Five bucks says Halliburton is the first to get a free pass. I’m sure there will be some patriotic anti-terrorist reason for doing this. There has to be, since we have a tough talking wartime president in office who wouldn’t dream of doing anything that wasn’t in the best interest of each and every citizen, providing they make at least $250k/year, vote Republican, and are in a traditional marriage consisting of one man and one woman…
Why was the SEC created? To police corporations for fraud and abuses of the market. Laws and agencies like the SEC are created as a result of need, and if we needed the SEC before you can bet that we need it now. Can you imagine if the NSA had given Enron a free pass because as an energy company their business was a matter of national security? How much longer might they have dragged out their soul sucking demise and how many more lives would have been ruined by an even larger implosion?
In 2003 Dick Cheney stated on NBC that he had severed all ties with Halliburton, and this claim was refuted in a report by the Congressional Research Service. Would it have been possible to determine that our vice president was still in the pocket of Halliburton if they had their SEC requirements lifted? How will we know when, where and by whom our politicians have been bought if those companied get a free pass by one of Bush’s henchmen?
While the article above only describes the power to exempt from SEC requirements, it makes a chilling proclimation in the beginning: “President George W. Bush has bestowed on his intelligence czar, John Negroponte, broad authority, in the name of national security” I wonder what else is contained within that ‘broad authority’. What other gotchas are waiting around the corner?

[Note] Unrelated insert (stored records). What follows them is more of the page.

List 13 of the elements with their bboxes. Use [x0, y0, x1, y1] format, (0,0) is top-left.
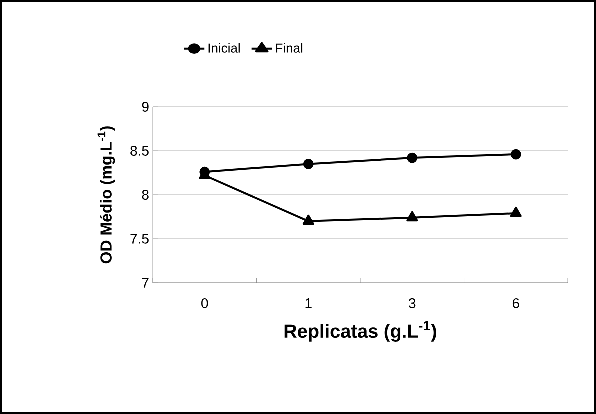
legend-label: Final: [276, 43, 303, 53]
y-tick-label: 7.5: [130, 234, 149, 244]
y-tick-label: 8: [142, 190, 149, 200]
y-axis-title: OD Médio (mg.L$^{-1}$): [98, 126, 116, 264]
x-tick-label: 3: [409, 298, 416, 308]
y-tick-label: 7: [142, 278, 149, 288]
y-tick-label: 8.5: [130, 146, 149, 156]
x-tick-label: 0: [202, 298, 208, 308]
y-tick-label: 9: [142, 102, 149, 112]
x-tick-label: 1: [306, 298, 312, 308]
x-axis-title: Replicatas (g.L$^{-1}$): [284, 321, 436, 342]
x-tick-label: 6: [512, 298, 520, 308]
legend-label: Inicial: [208, 43, 240, 53]
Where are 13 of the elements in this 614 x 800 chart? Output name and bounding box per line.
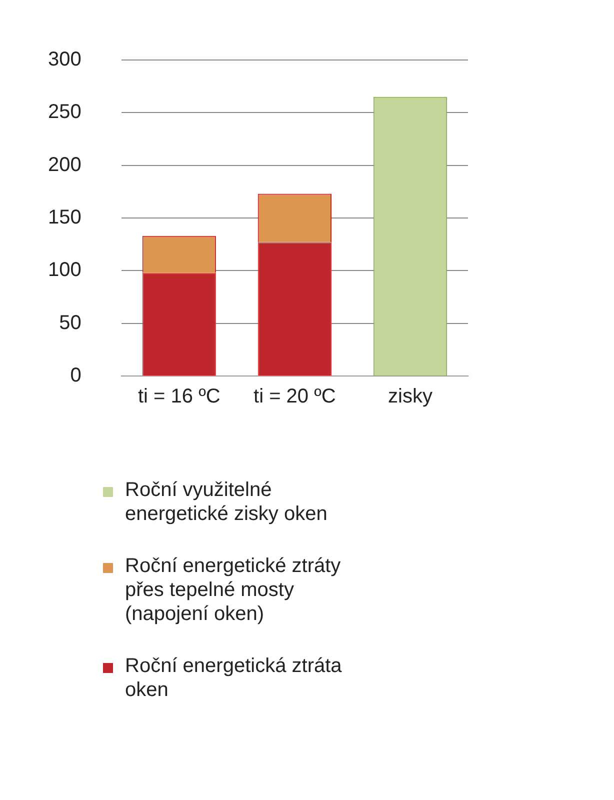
legend-label: Roční energetická ztráta oken [125,654,343,702]
y-tick-label: 200 [48,154,82,176]
legend-label: Roční využitelné energetické zisky oken [125,478,328,526]
y-tick-label: 150 [48,206,82,229]
y-tick-label: 0 [70,364,82,387]
legend-label: Roční energetické ztráty přes tepelné mosty (napojení oken) [125,554,342,626]
y-tick-label: 300 [48,48,82,71]
x-tick-label: ti = 20 ºC [254,386,336,408]
x-tick-label: zisky [388,386,432,408]
y-tick-label: 50 [59,312,82,334]
y-tick-label: 100 [48,259,82,282]
x-tick-label: ti = 16 ºC [138,386,220,408]
y-tick-label: 250 [48,101,82,124]
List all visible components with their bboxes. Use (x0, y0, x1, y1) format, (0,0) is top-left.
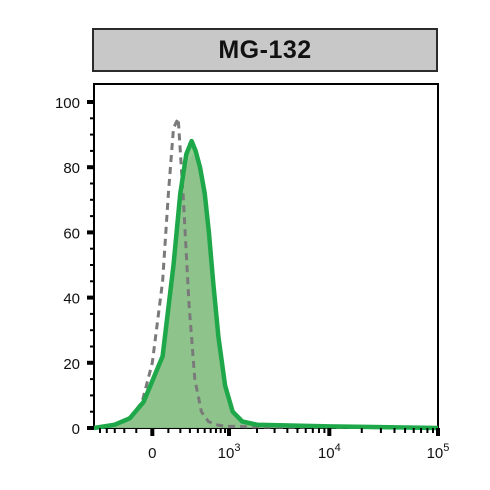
y-tick-label-3: 60 (63, 225, 80, 242)
series-green-line (93, 138, 439, 431)
chart-title: MG-132 (218, 35, 312, 64)
chart-title-strip: MG-132 (92, 28, 438, 72)
plot-frame (93, 83, 439, 429)
series-gray-dashed-line (93, 112, 439, 430)
y-tick-label-0: 0 (72, 421, 80, 438)
y-tick-label-4: 80 (63, 160, 80, 177)
x-tick-label-2: 104 (318, 442, 341, 462)
x-tick-label-0: 0 (148, 445, 156, 462)
y-tick-label-5: 100 (55, 95, 80, 112)
x-tick-label-3: 105 (427, 442, 450, 462)
y-tick-label-2: 40 (63, 291, 80, 308)
x-tick-label-1: 103 (218, 442, 241, 462)
y-tick-label-1: 20 (63, 356, 80, 373)
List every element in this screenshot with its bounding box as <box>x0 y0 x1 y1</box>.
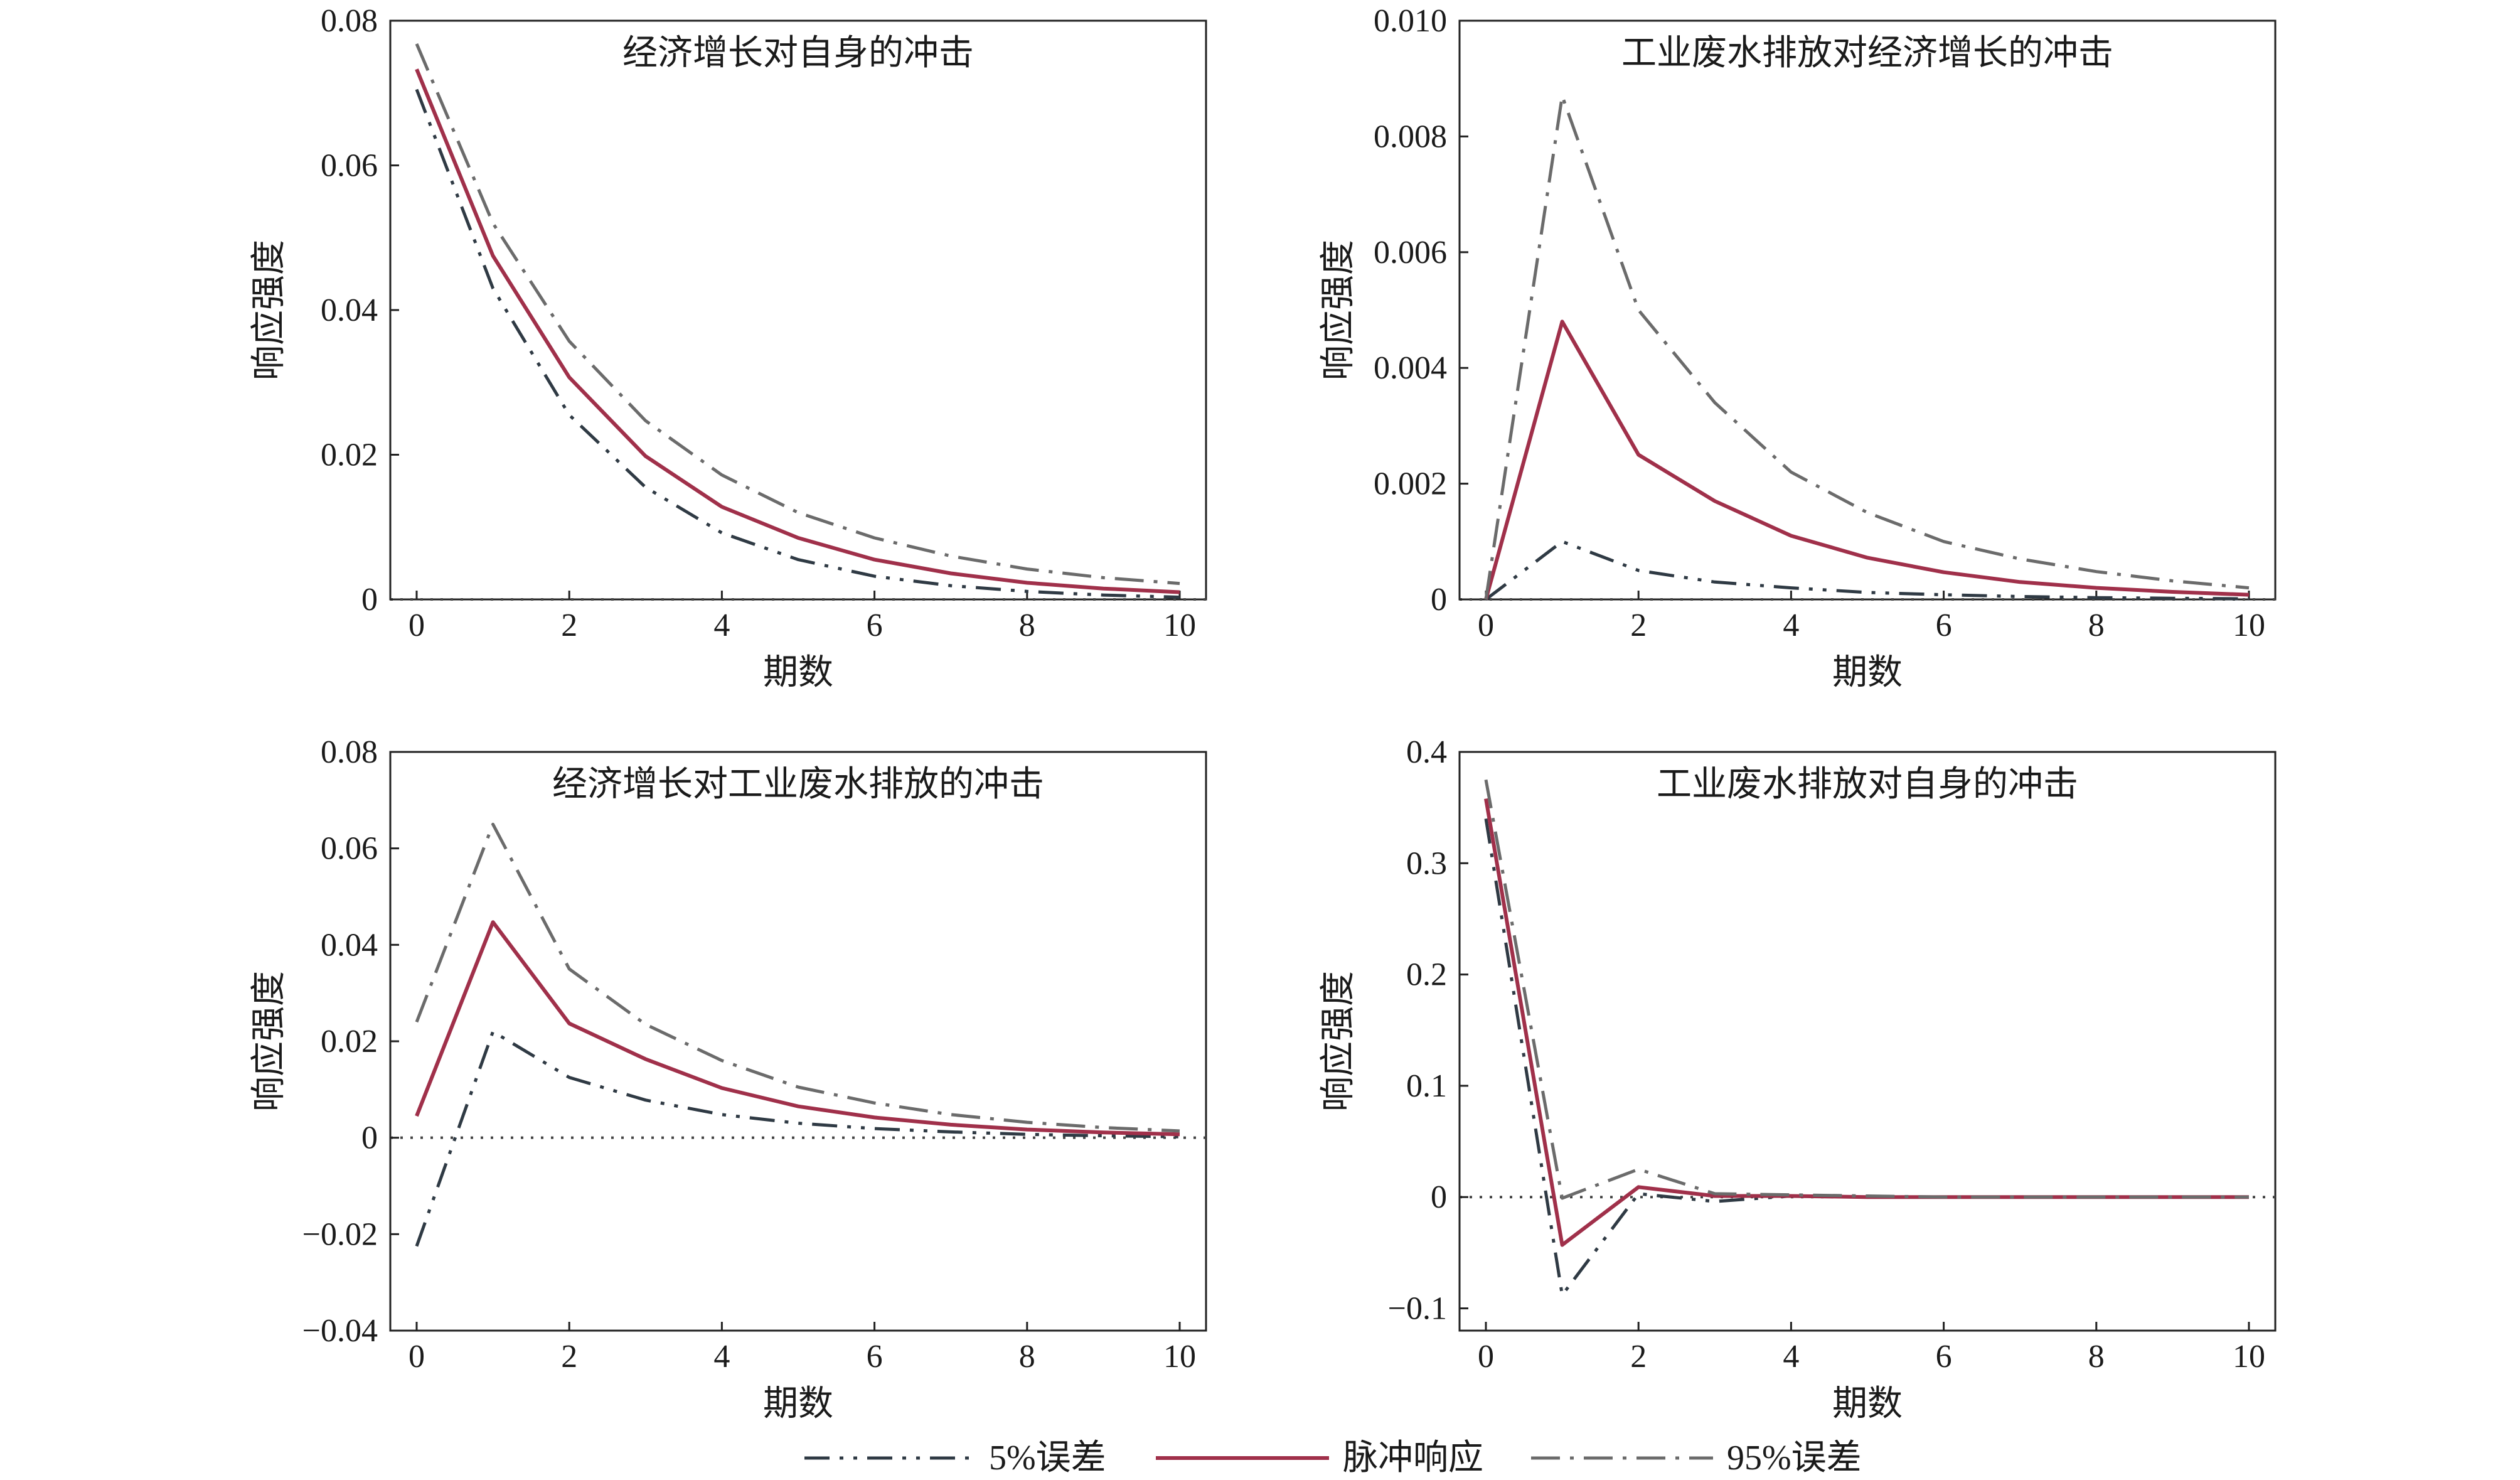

Will protestors be declared “political combatants” and have their rights stripped?
The world changes in lots of little steps. Even technological changes take time to spread and be adopted. Our government changes in the same way. Large radical changes are resisted, while the small nips and cuts go largely unnoticed. If we ever did get a political party in power that cared for the people, it would take several terms of office just to find all the points of corruption that have been slipped into various bills, laws, and presidential orders. A frequent theme in science fiction is a world where corporations rule and the government has a token presence. Looks like the future is just around the corner.